Наконец дверь медленно отворилась, и вошел доктор. В его облике что -то явно изменилось. Его пыл поугас, и хотя лицо его было все еще мрачным, но глаза не метали молний. Кроме того, в руках у него ничего не было.
– Выйди-ка, Бультон,- сказал он.
И Поль проследовал в холл, не понимая, отменяется ли экзекуция или просто переносится в другое место.
– Может быть, хоть это заставит тебя устыдиться и пожалеть о содеянном,- сказал доктор, когда они оказались в холле.- В Обеденном зале тебя ждет твой бедный отец.
Поль чуть не упал в обморок. Неужели у Дика хватило наглости приехать посмеяться над его участью невольника? Зачем он это сделал? Что они скажут друг другу? Единственным откликом на слова доктора стал его оторопелый взгляд.
– Я еще не видел его,- продолжал доктор,- и приехал он в самый неподходящий момент.- С этим мистер Бультон никак не мог согласиться.- Я решил предоставить тебе возможность увидеться с ним и рассказать о твоем поведении. Я понимаю, как это ранит его доброе сердце,- сказал доктор и ушел, оставив Поля одного.

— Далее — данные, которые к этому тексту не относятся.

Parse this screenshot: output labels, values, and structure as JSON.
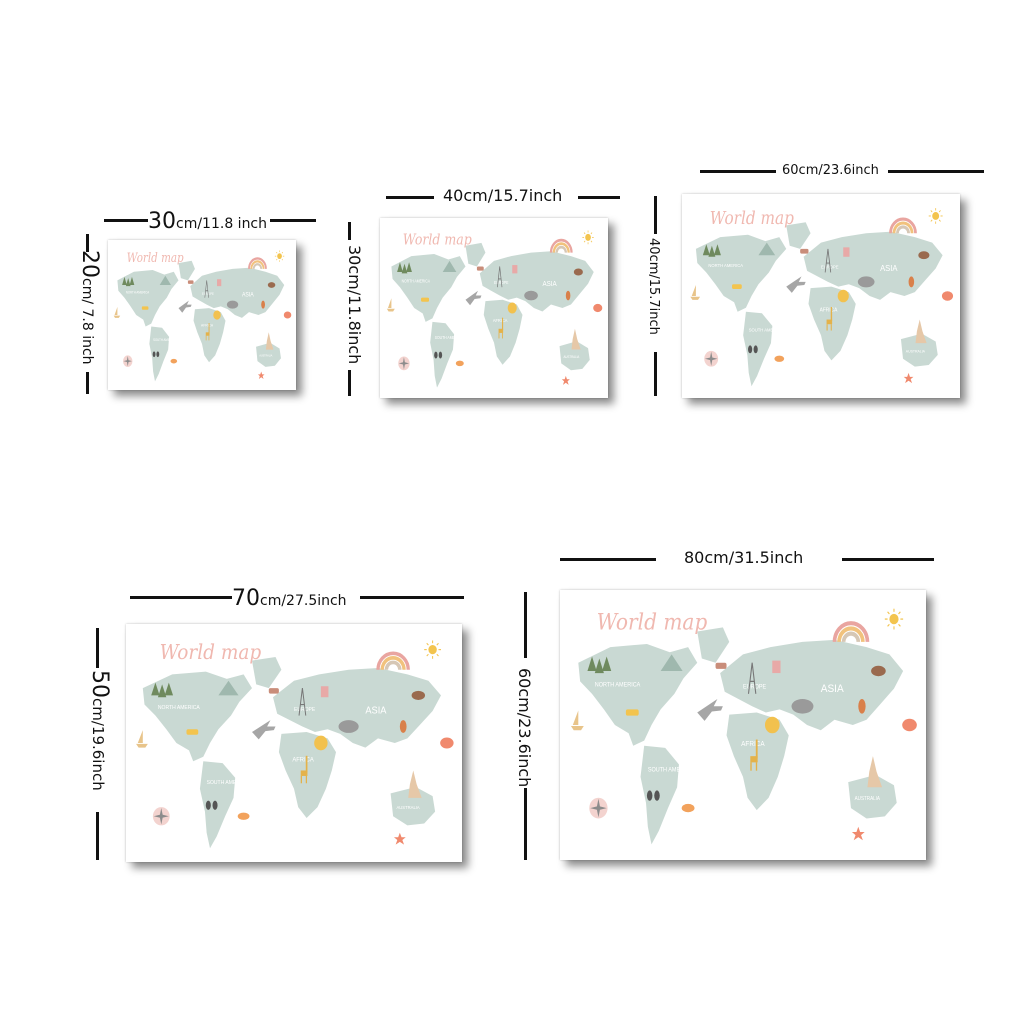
{
  "map": {
    "title": "World map",
    "labels": {
      "north_america": "NORTH AMERICA",
      "south_america": "SOUTH AMERICA",
      "europe": "EUROPE",
      "asia": "ASIA",
      "africa": "AFRICA",
      "australia": "AUSTRALIA"
    }
  },
  "sizes": [
    {
      "width_main": "30",
      "width_rest": "cm/11.8 inch",
      "height_main": "20",
      "height_rest": "cm/ 7.8 inch"
    },
    {
      "width_main": "40cm/15.7inch",
      "width_rest": "",
      "height_main": "30cm/11.8inch",
      "height_rest": ""
    },
    {
      "width_main": "60cm/23.6inch",
      "width_rest": "",
      "height_main": "40cm/15.7inch",
      "height_rest": ""
    },
    {
      "width_main": "70",
      "width_rest": "cm/27.5inch",
      "height_main": "50",
      "height_rest": "cm/19.6inch"
    },
    {
      "width_main": "80cm/31.5inch",
      "width_rest": "",
      "height_main": "60cm/23.6inch",
      "height_rest": ""
    }
  ],
  "colors": {
    "land": "#c9d9d3",
    "title": "#f0b8b0",
    "rainbow": [
      "#e9a5a0",
      "#f1c27d",
      "#d6c7b5"
    ],
    "sun": "#f3c44e"
  }
}
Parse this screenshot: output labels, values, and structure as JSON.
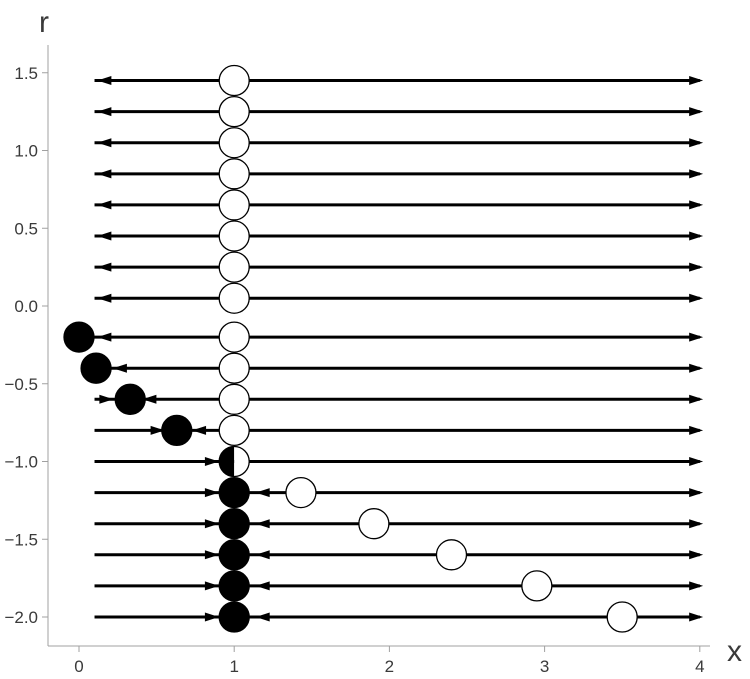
{
  "chart_data": {
    "type": "scatter",
    "title": "",
    "xlabel": "x",
    "ylabel": "r",
    "xlim": [
      -0.2,
      4
    ],
    "ylim": [
      -2.1,
      1.6
    ],
    "x_ticks": [
      {
        "value": 0,
        "label": "0"
      },
      {
        "value": 1,
        "label": "1"
      },
      {
        "value": 2,
        "label": "2"
      },
      {
        "value": 3,
        "label": "3"
      },
      {
        "value": 4,
        "label": "4"
      }
    ],
    "y_ticks": [
      {
        "value": 1.5,
        "label": "1.5"
      },
      {
        "value": 1.0,
        "label": "1.0"
      },
      {
        "value": 0.5,
        "label": "0.5"
      },
      {
        "value": 0.0,
        "label": "0.0"
      },
      {
        "value": -0.5,
        "label": "−0.5"
      },
      {
        "value": -1.0,
        "label": "−1.0"
      },
      {
        "value": -1.5,
        "label": "−1.5"
      },
      {
        "value": -2.0,
        "label": "−2.0"
      }
    ],
    "rows": [
      {
        "r": 1.45,
        "x_start": 0.1,
        "x_end": 4,
        "arrows": [
          {
            "at": 0.17,
            "dir": "left"
          },
          {
            "at": 3.97,
            "dir": "right"
          }
        ],
        "fixed_points": [
          {
            "x": 1.0,
            "fill": "open"
          }
        ]
      },
      {
        "r": 1.25,
        "x_start": 0.1,
        "x_end": 4,
        "arrows": [
          {
            "at": 0.17,
            "dir": "left"
          },
          {
            "at": 3.97,
            "dir": "right"
          }
        ],
        "fixed_points": [
          {
            "x": 1.0,
            "fill": "open"
          }
        ]
      },
      {
        "r": 1.05,
        "x_start": 0.1,
        "x_end": 4,
        "arrows": [
          {
            "at": 0.17,
            "dir": "left"
          },
          {
            "at": 3.97,
            "dir": "right"
          }
        ],
        "fixed_points": [
          {
            "x": 1.0,
            "fill": "open"
          }
        ]
      },
      {
        "r": 0.85,
        "x_start": 0.1,
        "x_end": 4,
        "arrows": [
          {
            "at": 0.17,
            "dir": "left"
          },
          {
            "at": 3.97,
            "dir": "right"
          }
        ],
        "fixed_points": [
          {
            "x": 1.0,
            "fill": "open"
          }
        ]
      },
      {
        "r": 0.65,
        "x_start": 0.1,
        "x_end": 4,
        "arrows": [
          {
            "at": 0.17,
            "dir": "left"
          },
          {
            "at": 3.97,
            "dir": "right"
          }
        ],
        "fixed_points": [
          {
            "x": 1.0,
            "fill": "open"
          }
        ]
      },
      {
        "r": 0.45,
        "x_start": 0.1,
        "x_end": 4,
        "arrows": [
          {
            "at": 0.17,
            "dir": "left"
          },
          {
            "at": 3.97,
            "dir": "right"
          }
        ],
        "fixed_points": [
          {
            "x": 1.0,
            "fill": "open"
          }
        ]
      },
      {
        "r": 0.25,
        "x_start": 0.1,
        "x_end": 4,
        "arrows": [
          {
            "at": 0.17,
            "dir": "left"
          },
          {
            "at": 3.97,
            "dir": "right"
          }
        ],
        "fixed_points": [
          {
            "x": 1.0,
            "fill": "open"
          }
        ]
      },
      {
        "r": 0.05,
        "x_start": 0.1,
        "x_end": 4,
        "arrows": [
          {
            "at": 0.17,
            "dir": "left"
          },
          {
            "at": 3.97,
            "dir": "right"
          }
        ],
        "fixed_points": [
          {
            "x": 1.0,
            "fill": "open"
          }
        ]
      },
      {
        "r": -0.2,
        "x_start": 0.0,
        "x_end": 4,
        "arrows": [
          {
            "at": 0.17,
            "dir": "left"
          },
          {
            "at": 3.97,
            "dir": "right"
          }
        ],
        "fixed_points": [
          {
            "x": 0.0,
            "fill": "solid"
          },
          {
            "x": 1.0,
            "fill": "open"
          }
        ]
      },
      {
        "r": -0.4,
        "x_start": 0.1,
        "x_end": 4,
        "arrows": [
          {
            "at": 0.27,
            "dir": "left"
          },
          {
            "at": 3.97,
            "dir": "right"
          }
        ],
        "fixed_points": [
          {
            "x": 0.11,
            "fill": "solid"
          },
          {
            "x": 1.0,
            "fill": "open"
          }
        ]
      },
      {
        "r": -0.6,
        "x_start": 0.1,
        "x_end": 4,
        "arrows": [
          {
            "at": 0.17,
            "dir": "right"
          },
          {
            "at": 0.46,
            "dir": "left"
          },
          {
            "at": 3.97,
            "dir": "right"
          }
        ],
        "fixed_points": [
          {
            "x": 0.33,
            "fill": "solid"
          },
          {
            "x": 1.0,
            "fill": "open"
          }
        ]
      },
      {
        "r": -0.8,
        "x_start": 0.1,
        "x_end": 4,
        "arrows": [
          {
            "at": 0.5,
            "dir": "right"
          },
          {
            "at": 0.78,
            "dir": "left"
          },
          {
            "at": 3.97,
            "dir": "right"
          }
        ],
        "fixed_points": [
          {
            "x": 0.63,
            "fill": "solid"
          },
          {
            "x": 1.0,
            "fill": "open"
          }
        ]
      },
      {
        "r": -1.0,
        "x_start": 0.1,
        "x_end": 4,
        "arrows": [
          {
            "at": 0.85,
            "dir": "right"
          },
          {
            "at": 3.97,
            "dir": "right"
          }
        ],
        "fixed_points": [
          {
            "x": 1.0,
            "fill": "half"
          }
        ]
      },
      {
        "r": -1.2,
        "x_start": 0.1,
        "x_end": 4,
        "arrows": [
          {
            "at": 0.85,
            "dir": "right"
          },
          {
            "at": 1.19,
            "dir": "left"
          },
          {
            "at": 3.97,
            "dir": "right"
          }
        ],
        "fixed_points": [
          {
            "x": 1.0,
            "fill": "solid"
          },
          {
            "x": 1.43,
            "fill": "open"
          }
        ]
      },
      {
        "r": -1.4,
        "x_start": 0.1,
        "x_end": 4,
        "arrows": [
          {
            "at": 0.85,
            "dir": "right"
          },
          {
            "at": 1.19,
            "dir": "left"
          },
          {
            "at": 3.97,
            "dir": "right"
          }
        ],
        "fixed_points": [
          {
            "x": 1.0,
            "fill": "solid"
          },
          {
            "x": 1.9,
            "fill": "open"
          }
        ]
      },
      {
        "r": -1.6,
        "x_start": 0.1,
        "x_end": 4,
        "arrows": [
          {
            "at": 0.85,
            "dir": "right"
          },
          {
            "at": 1.19,
            "dir": "left"
          },
          {
            "at": 3.97,
            "dir": "right"
          }
        ],
        "fixed_points": [
          {
            "x": 1.0,
            "fill": "solid"
          },
          {
            "x": 2.4,
            "fill": "open"
          }
        ]
      },
      {
        "r": -1.8,
        "x_start": 0.1,
        "x_end": 4,
        "arrows": [
          {
            "at": 0.85,
            "dir": "right"
          },
          {
            "at": 1.19,
            "dir": "left"
          },
          {
            "at": 3.97,
            "dir": "right"
          }
        ],
        "fixed_points": [
          {
            "x": 1.0,
            "fill": "solid"
          },
          {
            "x": 2.95,
            "fill": "open"
          }
        ]
      },
      {
        "r": -2.0,
        "x_start": 0.1,
        "x_end": 4,
        "arrows": [
          {
            "at": 0.85,
            "dir": "right"
          },
          {
            "at": 1.19,
            "dir": "left"
          },
          {
            "at": 3.97,
            "dir": "right"
          }
        ],
        "fixed_points": [
          {
            "x": 1.0,
            "fill": "solid"
          },
          {
            "x": 3.5,
            "fill": "open"
          }
        ]
      }
    ],
    "grid": false,
    "legend": "none",
    "colors": {
      "line": "#000000",
      "solid_point": "#000000",
      "open_point": "#ffffff",
      "axis": "#a0a0a0",
      "text": "#3a3a3a"
    }
  }
}
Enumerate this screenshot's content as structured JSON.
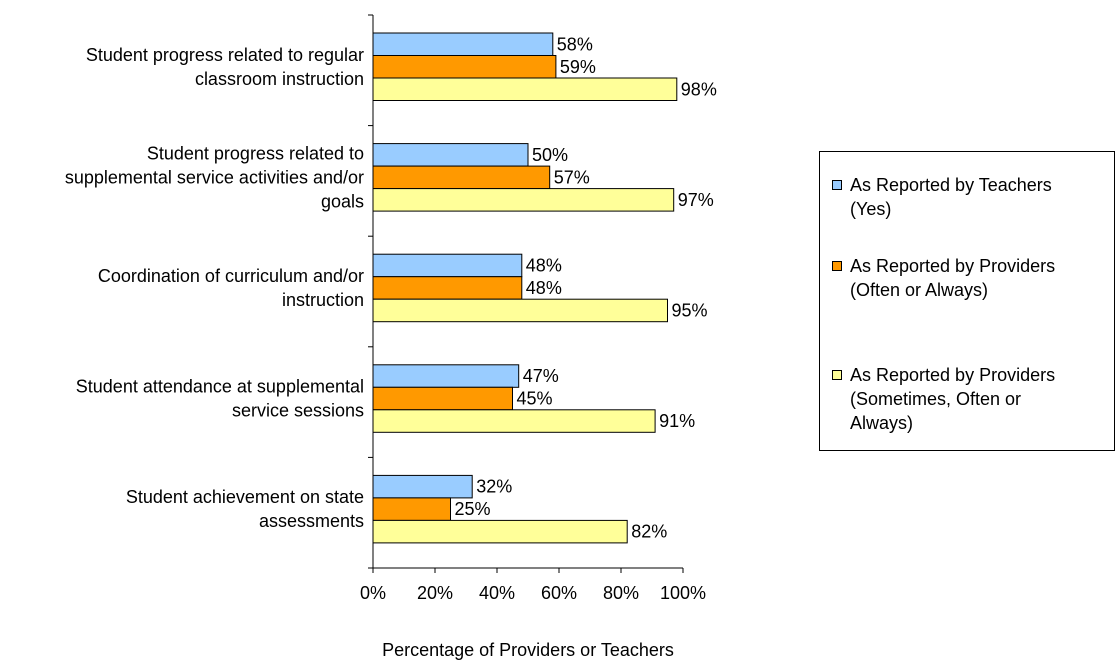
{
  "chart_data": {
    "type": "bar",
    "orientation": "horizontal",
    "categories": [
      [
        "Student progress related to regular",
        "classroom instruction"
      ],
      [
        "Student progress related to",
        "supplemental service activities and/or",
        "goals"
      ],
      [
        "Coordination of curriculum and/or",
        "instruction"
      ],
      [
        "Student attendance at supplemental",
        "service sessions"
      ],
      [
        "Student achievement on state",
        "assessments"
      ]
    ],
    "series": [
      {
        "name": "As Reported by Teachers\n(Yes)",
        "color": "#99ccff",
        "values": [
          58,
          50,
          48,
          47,
          32
        ],
        "labels": [
          "58%",
          "50%",
          "48%",
          "47%",
          "32%"
        ]
      },
      {
        "name": "As Reported by Providers\n(Often or Always)",
        "color": "#ff9900",
        "values": [
          59,
          57,
          48,
          45,
          25
        ],
        "labels": [
          "59%",
          "57%",
          "48%",
          "45%",
          "25%"
        ]
      },
      {
        "name": "As Reported by Providers\n(Sometimes, Often or\nAlways)",
        "color": "#ffff99",
        "values": [
          98,
          97,
          95,
          91,
          82
        ],
        "labels": [
          "98%",
          "97%",
          "95%",
          "91%",
          "82%"
        ]
      }
    ],
    "xlim": [
      0,
      100
    ],
    "xticks": [
      "0%",
      "20%",
      "40%",
      "60%",
      "80%",
      "100%"
    ],
    "xlabel": "Percentage of Providers or Teachers",
    "grid": false,
    "legend_position": "right"
  }
}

Со странной смесью гнева, стыда и нетерпения Поль взялся за ручку двери. Сейчас он увидит Дика. Сейчас между ними состоится решающий поединок. Кто же окажется победителем?
Было странно видеть в Обеденном зале свое зеркальное отражение прежнего себя. Это сбивало с толка, ошеломляло. Трудно было поверить, что за этим полным джентльменом скрывался мальчишка. Какое-то время мистер Бультон так и стоял смущенный и бессловесный перед своим недостойным сыном.
Дик тоже был явно смущен. Он неловко усмехнулся и сделал попытку пожать Полю руку, что последний гневно отверг.
Присмотревшись, Поль отметил, что его точная копия порядком поиспортилась с того проклятого вечера. Тогда это было безупречно верное в мелочах воспроизведение его облика. Сейчас же на мистера Бультона глядела карикатура.
Лицо было желтоватое, а нос красноватый. Кожа обвисла, глаза были в кровяных прожилках. Но основное различие заключалось в одежде. Дик был в старом твидовом спортивном пиджаке и просторных брюках из синей саржи. Вместо формального шейного платка, который отец повязывал вот уже чет-верть века, сын обмотал шею шарфом грубой яркой расцветки. Традиционный цилиндр уступил место потрепанной старой шляпе с широкими полями.